The Solaris 9 release includes the following file system enhancements.
The UFS, NFS, and TMPFS file systems have been enhanced to include extended file attributes. Application developers can associate specific attributes to a file. For example, a developer of a file management application for a windowing system might choose to associate a display icon with a file.
Extended attributes are logically represented as files within a hidden directory that is associated with the target file.
Many file system commands in Solaris provide an attribute-aware option that you can use to query, copy, modify, or find file attributes. For more information, see the specific file system command in the man pages.
See also the System Administration Guide: Basic Administration for more information.
The performance of direct I/O is used by database applications to access unbuffered file-system data. Direct I/O improvements allow concurrent read access and write access to regular UFS files. Previously, an operation that updated file data would lock out all other read or write accesses until the update operation was completed.
The directory name look-up cache (DNLC) is enhanced to provide improved performance when you access files in large directories with 1000 or more files.
The DNLC is a general file-system service. DNLC caches the most recently referenced directory names and their associated vnodes. UFS directory entries are stored linearly on disk. This means that locating an entry requires searching each entry for the name. Adding a new entry requires searching the entire directory to ensure the name does not exist. To solve this performance problem, entire directories are cached in memory by the DNLC.
Another feature in this release is that DNLC caches file objects that have been looked up but do not exist. This feature is known as negative caching, and is useful because some applications repeatedly test to check if a file exists.

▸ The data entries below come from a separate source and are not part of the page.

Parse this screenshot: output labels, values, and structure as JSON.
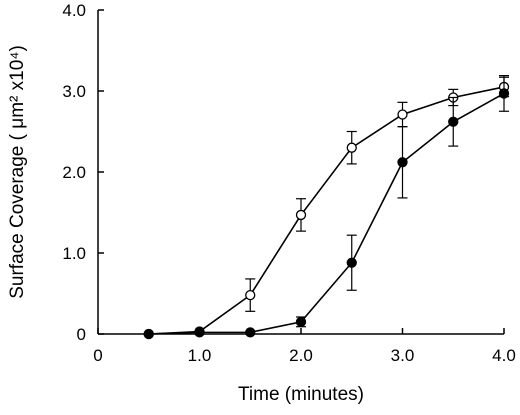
{
  "chart_data": {
    "type": "line",
    "xlabel": "Time (minutes)",
    "ylabel_text": "Surface Coverage ( μm² x10⁴)",
    "xlim": [
      0,
      4.0
    ],
    "ylim": [
      0,
      4.0
    ],
    "x_ticks": [
      0,
      1.0,
      2.0,
      3.0,
      4.0
    ],
    "x_tick_labels": [
      "0",
      "1.0",
      "2.0",
      "3.0",
      "4.0"
    ],
    "y_ticks": [
      0,
      1.0,
      2.0,
      3.0,
      4.0
    ],
    "y_tick_labels": [
      "0",
      "1.0",
      "2.0",
      "3.0",
      "4.0"
    ],
    "grid": false,
    "legend": "none",
    "series": [
      {
        "marker": "open-circle",
        "x": [
          0.5,
          1.0,
          1.5,
          2.0,
          2.5,
          3.0,
          3.5,
          4.0
        ],
        "y": [
          0.0,
          0.03,
          0.48,
          1.47,
          2.3,
          2.71,
          2.92,
          3.05
        ],
        "err": [
          0.0,
          0.0,
          0.2,
          0.2,
          0.2,
          0.15,
          0.1,
          0.12
        ]
      },
      {
        "marker": "filled-circle",
        "x": [
          0.5,
          1.0,
          1.5,
          2.0,
          2.5,
          3.0,
          3.5,
          4.0
        ],
        "y": [
          0.0,
          0.02,
          0.02,
          0.15,
          0.88,
          2.12,
          2.62,
          2.97
        ],
        "err": [
          0.0,
          0.0,
          0.0,
          0.06,
          0.34,
          0.44,
          0.3,
          0.22
        ]
      }
    ]
  }
}
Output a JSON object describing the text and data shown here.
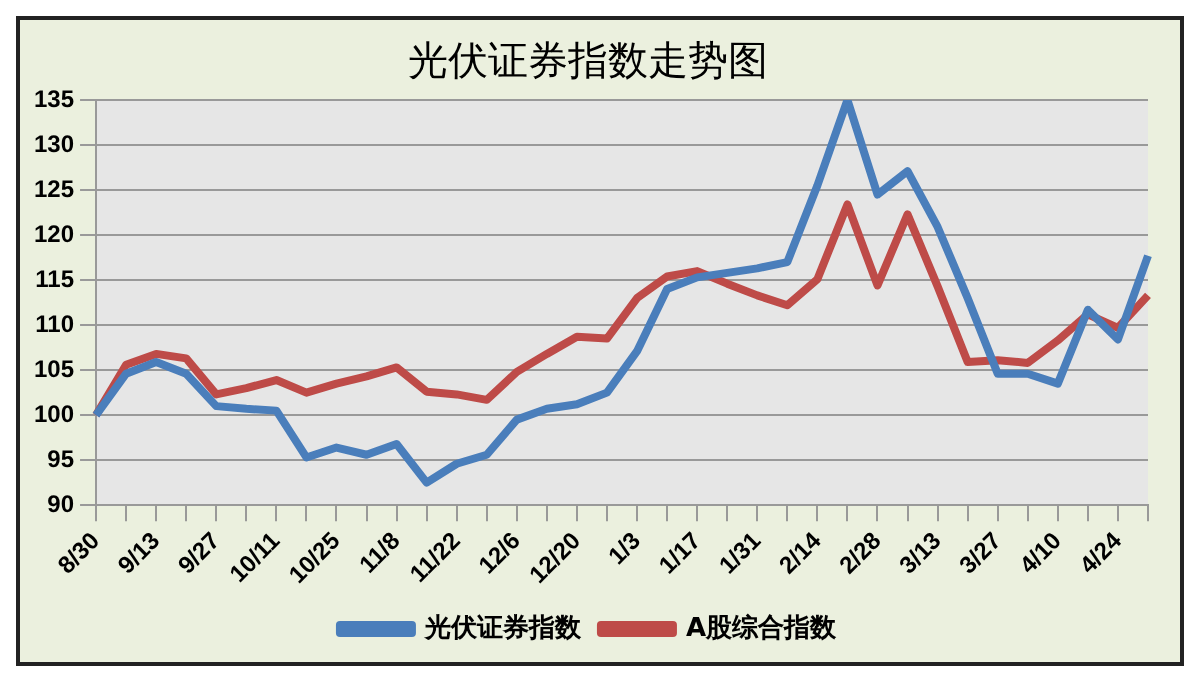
{
  "chart_data": {
    "type": "line",
    "title": "光伏证券指数走势图",
    "categories": [
      "8/30",
      null,
      "9/13",
      null,
      "9/27",
      null,
      "10/11",
      null,
      "10/25",
      null,
      "11/8",
      null,
      "11/22",
      null,
      "12/6",
      null,
      "12/20",
      null,
      "1/3",
      null,
      "1/17",
      null,
      "1/31",
      null,
      "2/14",
      null,
      "2/28",
      null,
      "3/13",
      null,
      "3/27",
      null,
      "4/10",
      null,
      "4/24",
      null
    ],
    "series": [
      {
        "name": "光伏证券指数",
        "color": "#4a7ebb",
        "values": [
          100,
          104.6,
          105.9,
          104.6,
          101,
          100.7,
          100.5,
          95.3,
          96.4,
          95.6,
          96.8,
          92.5,
          94.6,
          95.6,
          99.5,
          100.7,
          101.2,
          102.5,
          107.1,
          114,
          115.3,
          115.8,
          116.3,
          117,
          125.5,
          135,
          124.5,
          127.1,
          120.9,
          113,
          104.6,
          104.6,
          103.5,
          111.7,
          108.4,
          117.7
        ]
      },
      {
        "name": "A股综合指数",
        "color": "#be4b48",
        "values": [
          100,
          105.6,
          106.8,
          106.3,
          102.3,
          103,
          103.9,
          102.5,
          103.5,
          104.3,
          105.3,
          102.6,
          102.3,
          101.7,
          104.8,
          106.8,
          108.7,
          108.5,
          113,
          115.4,
          116,
          114.6,
          113.3,
          112.2,
          115.1,
          123.4,
          114.4,
          122.3,
          114.3,
          105.9,
          106.1,
          105.8,
          108.3,
          111.2,
          109.7,
          113.3
        ]
      }
    ],
    "ylim": [
      90,
      135
    ],
    "yticks": [
      90,
      95,
      100,
      105,
      110,
      115,
      120,
      125,
      130,
      135
    ],
    "grid": "y",
    "legend": "bottom",
    "marker": "none",
    "line_style": "solid"
  }
}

New tunable parameters are associated with the DNLC improvements. These parameters are set optimally. Do not change the parameters casually.
See the Solaris Tunable Parameters Reference Manual for further information.
You can use the fssnap command to create a snapshot of a file system. A snapshot is a file system's temporary image that is intended for backup operations.
When run, the fssnap command creates a virtual device and a backing-store file. You can back up the virtual device, which looks and acts like a real device, with any of the existing Solaris backup commands. The backing-store file is a bitmapped file that contains copies of pre-snapshot data that has been modified since the snapshot was taken.
The mkfs command has been updated to improve performance when you create file systems. Improved mkfs performance is often 10 times faster than in previous Solaris releases. Performance improvements are seen on systems when you create both large file systems and small file systems. However, the biggest mkfs performance improvements occur on systems with high-capacity or high-speed disks.